Listening to classes

Class differences in society have become visible and audible. The dismantling of the Finnish welfare state, changes in ownership relations, changes in work duties and the globalisation of labour markets have caused poverty to increase and society to become polarised in terms of education, cultural background and health. This has not been without political turmoil.

Adjunct Professor at the University of Turku, Anu-Hanna Anttila’s multidisciplinary research project entitled Voice and Silence of Class, or VoxClass, examines the power of class theories in trying to understand the societal changes of recent decades. The research project group consists of sociologists, literature and gender researchers and philosophers: in addition to Anttila, the members of the group are Harley Bergroth, Ralf Kauranen, Emma Lamberg, Lauri Lahikainen, Kati Launis, Katariina Mäkinen and Jussi Ojajärvi.

In the so-called new approach to class research, social classes are no longer discussed without taking cultural dimensions into account. The research of those who draw on sociologist Pierre Bourdieu’s theories on class focuses perhaps too much on cultural capital, with less attention being accorded to economic and social capital. The problem with the class analysis of the older classics such as Karl Marx and Max Weber, which focuses on economic aspects, was that their connection to the important issues in daily life, such as education, social networks and voting behaviour, remained oversimplified. The ideas of all three theorists have been used as a basis for more modern approaches in which empirical statistical research features strongly. What is more, in the United Kingdom and Finland for example, there are even semi-serious online applications that help you determine your class allegiance.

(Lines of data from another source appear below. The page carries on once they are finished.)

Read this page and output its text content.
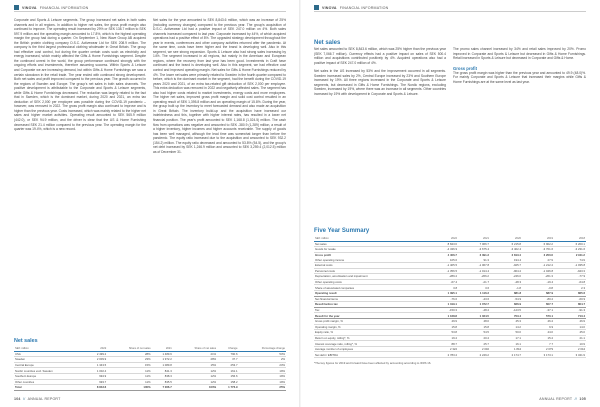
VINOVA FINANCIAL INFORMATION
Corporate and Sports & Leisure segments. The group increased net sales in both sales channels and in all regions. In addition to higher net sales, the gross profit margin also continued to improve. The operating result increased by 29% or SEK 138.7 million to SEK 597.9 million and the operating margin amounted to 17.8%, which is the highest operating margin the group had during a quarter. On September 1, New Wave Group AB acquired the British protein clothing company D.S.C. Activewear Ltd for SEK 208.9 million. The company is the third largest professional clothing wholesaler in Great Britain. The group had effective cost control, but during the quarter certain costs such as electricity and energy increased, which mainly affected the Gifts & Home Furnishings segment. Despite the continued unrest in the world, the group performance continued strongly with the ongoing efforts and investments, therefore assuming success. Within Sports & Leisure and Corporate we are increasing demand, but within Gifts & Home Furnishings we saw a certain slowdown in the retail trade. The year ended with continued strong development. Both net sales and profit improved compared to the previous year. The growth occurred in the regions of Sweden and Europe. The group's net sales in both sales channels. The positive development is attributable to the Corporate and Sports & Leisure segments, while Gifts & Home Furnishings decreased. The reduction was largely related to the fact that in Sweden, which is the dominant market, during 2020 and 2021, an extra tax deduction of SEK 2,000 per employee was possible during the COVID-19 pandemic – however, was removed in 2022. The gross profit margin also continued to improve and is higher than the previous year. Costs increased, which was mainly related to the higher net sales and higher market activities. Operating result amounted to SEK 565.9 million (442.0), or SEK 94.9 million, and the driver is clear that the US & Home Furnishing decreased SEK 21.4 million compared to the previous year. The operating margin for the quarter was 19.4%, which is a new record.
Net sales for the year amounted to SEK 8,843.6 million, which was an increase of 25% (including currency changes) compared to the previous year. The group's acquisition of D.S.C. Activewear Ltd had a positive impact of SEK 247.0 million on 4%. Both sales channels increased compared to last year. Corporate increased by 44%, of which acquired operations had a positive effect of 8%. The upgraded strategy development throughout the year in events, conferences and other company activities returned after the pandemic. At the same time, costs have been higher and the brand is developing well. Also in this segment, we see strong expansion. Sports & Leisure also had strong sales increasing by 14%. The segment increased in all regions, but mainly in the American and European regions, where the recovery from last year has been good. Investments in Craft have continued and the brand is developing well. Also in this segment, we had effective cost control and improved operating margin. Net sales for Gifts & Home Furnishings reduced by 4%. The lower net sales were primarily related to Sweden in the fourth quarter compared to before, which is the dominant market in the segment, had the benefit during the COVID-19 years 2020 and 2021, of an extra tax-related gift deduction of SEK 2,000 per employee. This extra deduction was removed in 2022 and negatively affected sales. The segment has also had higher costs related to market investments, energy costs and more employees. The higher net sales, improved gross profit margin and solid cost control resulted in an operating result of SEK 1,395.8 million and an operating margin of 15.8%. During the year, the group built up the inventory to meet forecasted demand and also made an acquisition in Great Britain. The inventory build-up and the acquisition have increased our indebtedness and this, together with higher interest rates, has resulted in a lower net financial position. The year's profit amounted to SEK 1,168.8 (1,024.5) million. The cash flow from operations was negative and amounted to SEK -380.9 (1,289) million, a result of a higher inventory, higher incomes and higher accounts receivable. The supply of goods has been well managed, although the lead time was somewhat longer than before the pandemic. The equity ratio increased due to the acquisition and amounted to SEK 932.2 (154.2) million. The equity ratio decreased and amounted to 53.8% (54.5), and the group's net debt increased by SEK 1,246.9 million and amounted to SEK 3,259.4 (2,012.5) million as of December 31.
Net sales
SEK million	2022	Share of net sales	2021	Share of net sales	Change	Percentage change
USA	2 499.2	28%	1 489.6	21%	790.6	53%
Sweden	2 009.9	23%	1 972.2	28%	37.7	2%
Central Europe	1 343.5	15%	1 089.8	15%	253.7	23%
Nordic countries excl. Sweden	1 002.4	11%	841.3	12%	161.1	19%
Southern Europe	994.9	11%	838.3	12%	156.6	19%
Other countries	993.7	11%	835.5	12%	158.2	19%
Total	8 843.6	100%	7 066.7	100%	1 776.9	25%
104  //  ANNUAL REPORT
VINOVA FINANCIAL INFORMATION
Net sales
Net sales amounted to SEK 8,843.6 million, which was 25% higher than the previous year (SEK 7,066.7 million). Currency effects had a positive impact on sales of SEK 500.4 million and acquisitions contributed positively by 4%. Acquired operations also had a positive impact of SEK 247.0 million of 4%.
Net sales in the US increased by 53% and the improvement occurred in all segments. Sweden increased sales by 2%, Central Europe increased by 23% and Southern Europe increased by 19%. All three regions increased in the Corporate and Sports & Leisure segments, but decreased in Gifts & Home Furnishings. The Nordic regions, excluding Sweden, increased by 19%, where there was an increase in all segments. Other countries increased by 19% with development in Corporate and Sports & Leisure.
The promo sales channel increased by 34% and retail sales improved by 20%. Promo improved in Corporate and Sports & Leisure but decreased in Gifts & Home Furnishings. Retail increased in Sports & Leisure but decreased in Corporate and Gifts & Home.
Gross profit
The gross profit margin was higher than the previous year and amounted to 49.9 (48.0)%. For mainly Corporate and Sports & Leisure that increased their margins while Gifts & Home Furnishings are at the same level as last year.
Five Year Summary
SEK million	2022	2021	2020	2019	2018
Net sales	8 843.6	7 066.7	6 215.8	6 902.2	6 200.1
Goods for resale	-4 436.9	-3 675.4	-3 402.4	-3 701.6	-3 231.6
Gross profit	4 406.7	3 391.3	2 813.4	3 200.6	2 911.2
Other operating income	105.0	91.3	194.4	27.9	74.9
External costs	-1 405.5	-1 067.8	-925.7	-1 212.2	-1 035.8
Personnel costs	-1 356.5	-1 014.4	-904.4	-1 046.8	-943.3
Depreciation, amortisation and impairment	-289.4	-266.2	-246.0	-261.3	-77.9
Other operating costs	-67.4	-21.7	-48.3	-19.4	-64.8
Share of associated companies	3.8	3.6	-1.8	-0.8	2.3
Operating result	1 395.1	1 116.3	881.8	687.9	865.6
Net financial items	-76.0	-43.6	-54.9	-80.2	-60.9
Result before tax	1 319.1	1 072.7	826.9	607.7	804.7
Tax	-150.3	-48.2	-123.5	-37.1	-91.3
Result for the year	1 168.8	1 024.5	703.4	570.1	713.4
Gross profit margin, %	49.9	48.0	45.3	46.4	46.9
Operating margin, %	15.8	15.8	14.2	9.9	14.0
Equity ratio, %	53.8	54.5	50.0	44.0	45.0
Return on equity, rolling*, %	19.4	20.4	17.1	15.4	21.1
Interest coverage ratio, rolling*, %	88.7	25.7	16.1	7.7	10.9
Average number of employees	2 322	2 040	1 844	2 079	2 044
Net debt / EBITDA	2 783.4	2 249.2	2 174.7	3 173.1	3 341.9
*The key figures for 2019 and forward have been affected by accounting according to IFRS 16.
ANNUAL REPORT  //  105
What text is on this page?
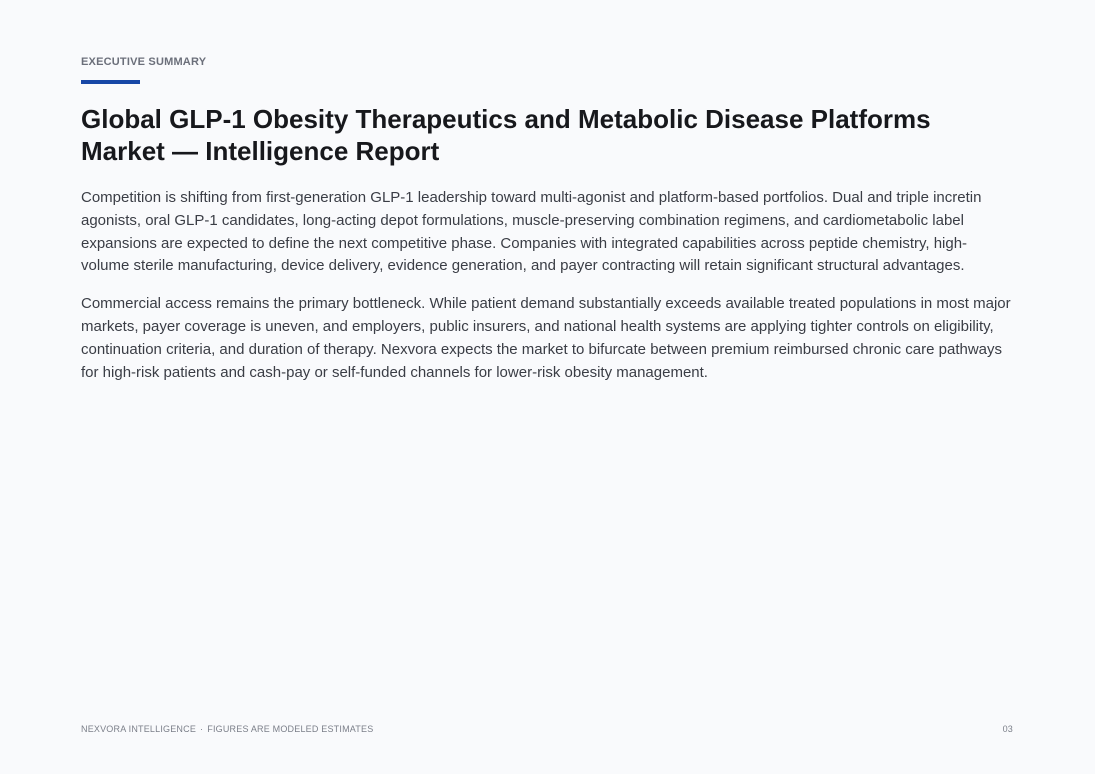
EXECUTIVE SUMMARY
Global GLP-1 Obesity Therapeutics and Metabolic Disease Platforms Market — Intelligence Report

Competition is shifting from first-generation GLP-1 leadership toward multi-agonist and platform-based portfolios. Dual and triple incretin agonists, oral GLP-1 candidates, long-acting depot formulations, muscle-preserving combination regimens, and cardiometabolic label expansions are expected to define the next competitive phase. Companies with integrated capabilities across peptide chemistry, high-volume sterile manufacturing, device delivery, evidence generation, and payer contracting will retain significant structural advantages.

Commercial access remains the primary bottleneck. While patient demand substantially exceeds available treated populations in most major markets, payer coverage is uneven, and employers, public insurers, and national health systems are applying tighter controls on eligibility, continuation criteria, and duration of therapy. Nexvora expects the market to bifurcate between premium reimbursed chronic care pathways for high-risk patients and cash-pay or self-funded channels for lower-risk obesity management.

NEXVORA INTELLIGENCE · FIGURES ARE MODELED ESTIMATES	03
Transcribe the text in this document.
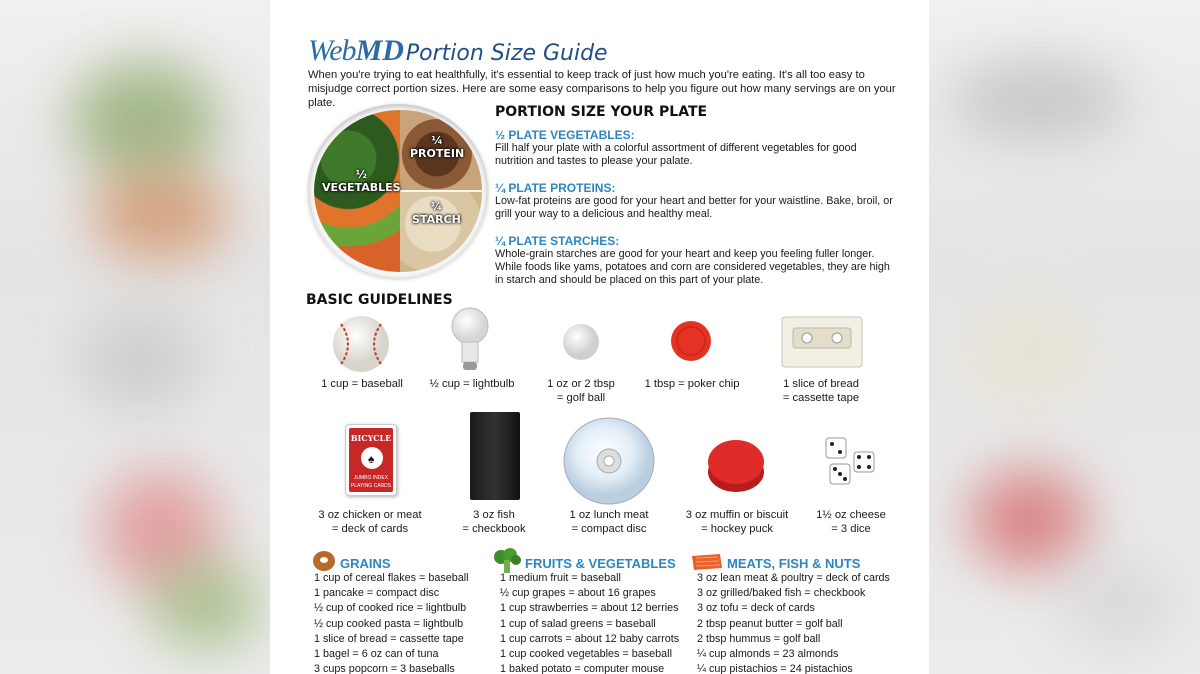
Web MD Portion Size Guide
When you're trying to eat healthfully, it's essential to keep track of just how much you're eating. It's all too easy to misjudge correct portion sizes. Here are some easy comparisons to help you figure out how many servings are on your plate.
½
VEGETABLES
¼
PROTEIN
¼
STARCH
PORTION SIZE YOUR PLATE
½ PLATE VEGETABLES:
Fill half your plate with a colorful assortment of different vegetables for good nutrition and tastes to please your palate.
¼ PLATE PROTEINS:
Low-fat proteins are good for your heart and better for your waistline. Bake, broil, or grill your way to a delicious and healthy meal.
¼ PLATE STARCHES:
Whole-grain starches are good for your heart and keep you feeling fuller longer. While foods like yams, potatoes and corn are considered vegetables, they are high in starch and should be placed on this part of your plate.
BASIC GUIDELINES
1 cup = baseball	½ cup = lightbulb	1 oz or 2 tbsp
= golf ball
1 tbsp = poker chip	1 slice of bread
= cassette tape
BICYCLE
♠
JUMBO INDEX
PLAYING CARDS
3 oz chicken or meat
= deck of cards
3 oz fish
= checkbook
1 oz lunch meat
= compact disc
3 oz muffin or biscuit
= hockey puck
1½ oz cheese
= 3 dice
GRAINS
1 cup of cereal flakes = baseball
1 pancake = compact disc
½ cup of cooked rice = lightbulb
½ cup cooked pasta = lightbulb
1 slice of bread = cassette tape
1 bagel = 6 oz can of tuna
3 cups popcorn = 3 baseballs
FRUITS & VEGETABLES
1 medium fruit = baseball
½ cup grapes = about 16 grapes
1 cup strawberries = about 12 berries
1 cup of salad greens = baseball
1 cup carrots = about 12 baby carrots
1 cup cooked vegetables = baseball
1 baked potato = computer mouse
MEATS, FISH & NUTS
3 oz lean meat & poultry = deck of cards
3 oz grilled/baked fish = checkbook
3 oz tofu = deck of cards
2 tbsp peanut butter = golf ball
2 tbsp hummus = golf ball
¼ cup almonds = 23 almonds
¼ cup pistachios = 24 pistachios
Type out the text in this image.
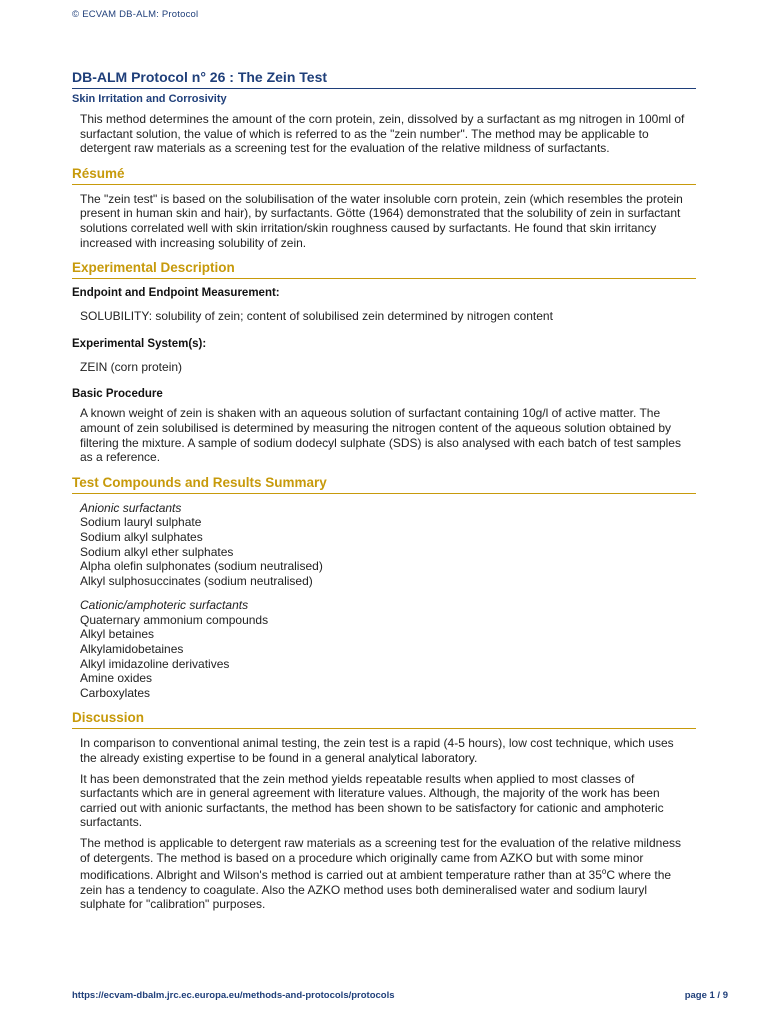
© ECVAM DB-ALM: Protocol
DB-ALM Protocol n° 26 : The Zein Test
Skin Irritation and Corrosivity

This method determines the amount of the corn protein, zein, dissolved by a surfactant as mg nitrogen in 100ml of surfactant solution, the value of which is referred to as the "zein number". The method may be applicable to detergent raw materials as a screening test for the evaluation of the relative mildness of surfactants.

Résumé

The "zein test" is based on the solubilisation of the water insoluble corn protein, zein (which resembles the protein present in human skin and hair), by surfactants. Götte (1964) demonstrated that the solubility of zein in surfactant solutions correlated well with skin irritation/skin roughness caused by surfactants. He found that skin irritancy increased with increasing solubility of zein.

Experimental Description
Endpoint and Endpoint Measurement:

SOLUBILITY: solubility of zein; content of solubilised zein determined by nitrogen content

Experimental System(s):

ZEIN (corn protein)

Basic Procedure

A known weight of zein is shaken with an aqueous solution of surfactant containing 10g/l of active matter. The amount of zein solubilised is determined by measuring the nitrogen content of the aqueous solution obtained by filtering the mixture. A sample of sodium dodecyl sulphate (SDS) is also analysed with each batch of test samples as a reference.

Test Compounds and Results Summary
Anionic surfactants
Sodium lauryl sulphate
Sodium alkyl sulphates
Sodium alkyl ether sulphates
Alpha olefin sulphonates (sodium neutralised)
Alkyl sulphosuccinates (sodium neutralised)
Cationic/amphoteric surfactants
Quaternary ammonium compounds
Alkyl betaines
Alkylamidobetaines
Alkyl imidazoline derivatives
Amine oxides
Carboxylates
Discussion

In comparison to conventional animal testing, the zein test is a rapid (4-5 hours), low cost technique, which uses the already existing expertise to be found in a general analytical laboratory.

It has been demonstrated that the zein method yields repeatable results when applied to most classes of surfactants which are in general agreement with literature values. Although, the majority of the work has been carried out with anionic surfactants, the method has been shown to be satisfactory for cationic and amphoteric surfactants.

The method is applicable to detergent raw materials as a screening test for the evaluation of the relative mildness of detergents. The method is based on a procedure which originally came from AZKO but with some minor modifications. Albright and Wilson's method is carried out at ambient temperature rather than at 35$^o$C where the zein has a tendency to coagulate. Also the AZKO method uses both demineralised water and sodium lauryl sulphate for "calibration" purposes.

https://ecvam-dbalm.jrc.ec.europa.eu/methods-and-protocols/protocols	page 1 / 9
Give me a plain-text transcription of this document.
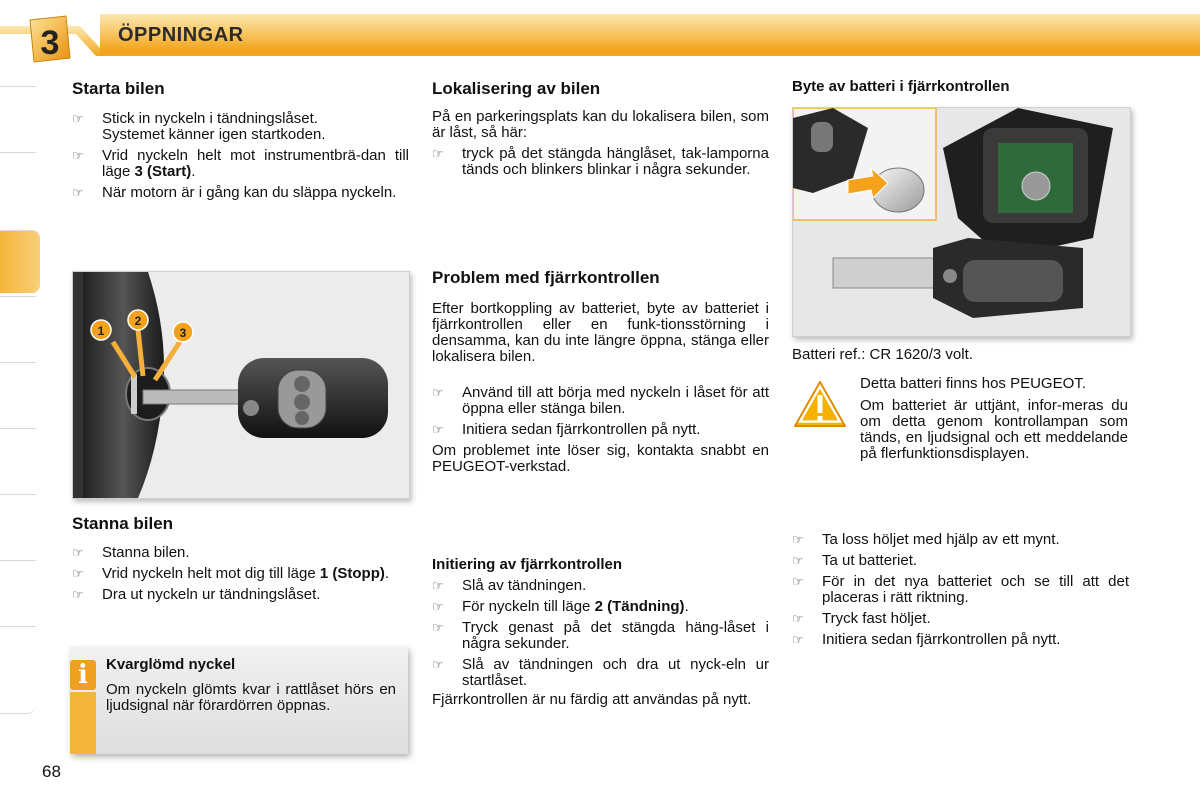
3	ÖPPNINGAR
Starta bilen
☞ Stick in nyckeln i tändningslåset.
Systemet känner igen startkoden.
☞ Vrid nyckeln helt mot instrumentbrä-dan till läge 3 (Start).
☞ När motorn är i gång kan du släppa nyckeln.
1
2
3
Stanna bilen
☞ Stanna bilen.
☞ Vrid nyckeln helt mot dig till läge 1 (Stopp).
☞ Dra ut nyckeln ur tändningslåset.
i	Kvarglömd nyckel
Om nyckeln glömts kvar i rattlåset hörs en ljudsignal när förardörren öppnas.
Lokalisering av bilen
På en parkeringsplats kan du lokalisera bilen, som är låst, så här:
☞ tryck på det stängda hänglåset, tak-lamporna tänds och blinkers blinkar i några sekunder.
Problem med fjärrkontrollen
Efter bortkoppling av batteriet, byte av batteriet i fjärrkontrollen eller en funk-tionsstörning i densamma, kan du inte längre öppna, stänga eller lokalisera bilen.
☞ Använd till att börja med nyckeln i låset för att öppna eller stänga bilen.
☞ Initiera sedan fjärrkontrollen på nytt.
Om problemet inte löser sig, kontakta snabbt en PEUGEOT-verkstad.
Initiering av fjärrkontrollen
☞ Slå av tändningen.
☞ För nyckeln till läge 2 (Tändning).
☞ Tryck genast på det stängda häng-låset i några sekunder.
☞ Slå av tändningen och dra ut nyck-eln ur startlåset.
Fjärrkontrollen är nu färdig att användas på nytt.
Byte av batteri i fjärrkontrollen
Batteri ref.: CR 1620/3 volt.
Detta batteri finns hos PEUGEOT.
Om batteriet är uttjänt, infor-meras du om detta genom kontrollampan som tänds, en ljudsignal och ett meddelande på flerfunktionsdisplayen.
☞ Ta loss höljet med hjälp av ett mynt.
☞ Ta ut batteriet.
☞ För in det nya batteriet och se till att det placeras i rätt riktning.
☞ Tryck fast höljet.
☞ Initiera sedan fjärrkontrollen på nytt.
68
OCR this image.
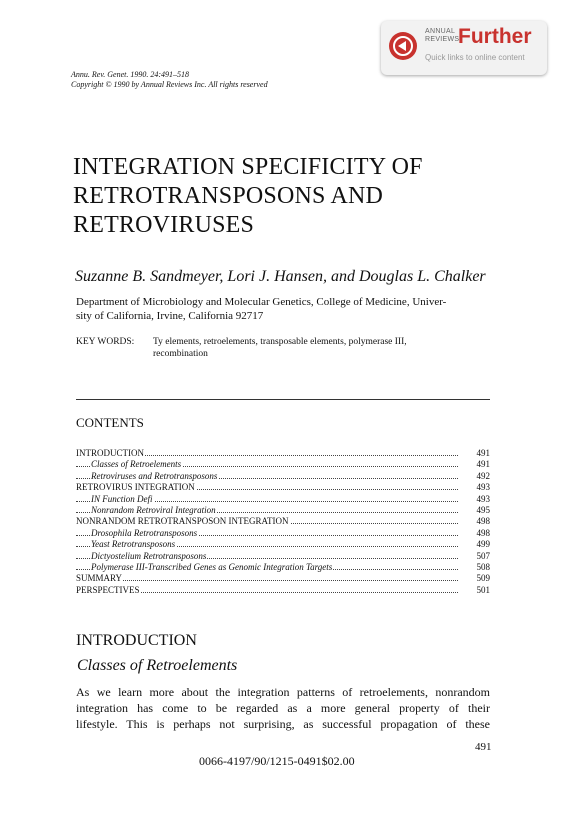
ANNUAL
REVIEWS
Further
Quick links to online content
Annu. Rev. Genet. 1990. 24:491–518
Copyright © 1990 by Annual Reviews Inc. All rights reserved
INTEGRATION SPECIFICITY OF
RETROTRANSPOSONS AND
RETROVIRUSES
Suzanne B. Sandmeyer, Lori J. Hansen, and Douglas L. Chalker
Department of Microbiology and Molecular Genetics, College of Medicine, Univer-
sity of California, Irvine, California 92717
KEY WORDS: Ty elements, retroelements, transposable elements, polymerase III,
recombination
CONTENTS
INTRODUCTION	491
Classes of Retroelements	491
Retroviruses and Retrotransposons	492
RETROVIRUS INTEGRATION	493
IN Function Defi	493
Nonrandom Retroviral Integration	495
NONRANDOM RETROTRANSPOSON INTEGRATION	498
Drosophila Retrotransposons	498
Yeast Retrotransposons	499
Dictyostelium Retrotransposons	507
Polymerase III-Transcribed Genes as Genomic Integration Targets	508
SUMMARY	509
PERSPECTIVES	501
INTRODUCTION
Classes of Retroelements
As we learn more about the integration patterns of retroelements, nonrandom
integration has come to be regarded as a more general property of their
lifestyle. This is perhaps not surprising, as successful propagation of these
491
0066-4197/90/1215-0491$02.00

The research work carried out by Anttila’s research group regarding Finland in the 21st century takes a different approach than the majority of class studies. The explanatory power of the class theories of the classics, especially Marx and Bourdieu, is reconsidered. By combining these classics with content from other theories, new theoretical perspectives that are not necessarily concordant are formed. All the researchers in the project are focusing on theory development and contributing to the theoretical proposal.

The name of the project, Voice and Silence of Class, describes the research configuration: it is a question of theoretical structuring, and deals with the way that classes are discussed and how class is manifested in daily life and produced in media representations, for example. “We understand class as an economic, cultural and social relationship and process,” says Anttila. The research approach is based on the tradition of qualitative cultural studies, but methods used in other disciplines are also included. Among the researchers in the project, literature researcher Kati Launis and sociologists Harley Bergroth and Anttila are focusing on autobiographical works on poverty, gender researcher Katariina Mäkinen is focusing on the immigration debate, philosopher Lauri Lahikainen on theoretical analysis, literature researcher Jussi Ojajärvi on class literature, and sociologist Ralf Kauranen on Jyrki Katainen’s speeches as prime minister. Bergroth and Emma Lamberg are students of sociology and are writing their master’s theses as a part of the VoxClass project.

Classes have not disappeared anywhere, but discussion about classes is muted, and also in many studies, class is drowned or hidden in other conceptual approaches. People live and create class and simultaneously personify other social categories which are determined on the basis of gender, age and race, for example. Anttila prefers to talk about the organisation of class rather than class structure. This means that models that describe social class hierarchy are not accepted as they are, but instead, one has to ask what values they reflect and what these class structure models fail to address. “We do not examine class independent of gender, for example, as class organisation is connected to gender organisation.” Anttila takes her own research, the subject of which is the buying and selling of housework chores, as an example: analysing adverts and job notices reveals primarily a class relationship, but also issues of gender, division of work by gender, and whiteness.

Anttila highlights the dramatic and concrete changes that have taken place in the position of industrial workers, for example, whose work has ended because of automation or globalisation. In traditional class structure models based on socioeconomic position and its hierarchical valuation, these people who have lost their jobs do not belong to any class, despite the fact that in their case, class or the lack of it seems especially significant. Neither do the models take into account the economic elite, who do not need to engage in paid work to make ends meet.

The research of Anttila’s VoxClass group transcends boundaries in social sciences and humanities research. For Anttila, working as a social scientist entails that the research has some social relevance. This is why she is interested in seeing what the forthcoming strategic research council will bring. This is government-funded research, and it aims to find solutions to society’s great challenges. “Our research can be used as a basis for political decision-making,” Anttila says. “It is important that we do not find ourselves in a situation in which decision-makers order a study only to decide on its outcome already in advance.”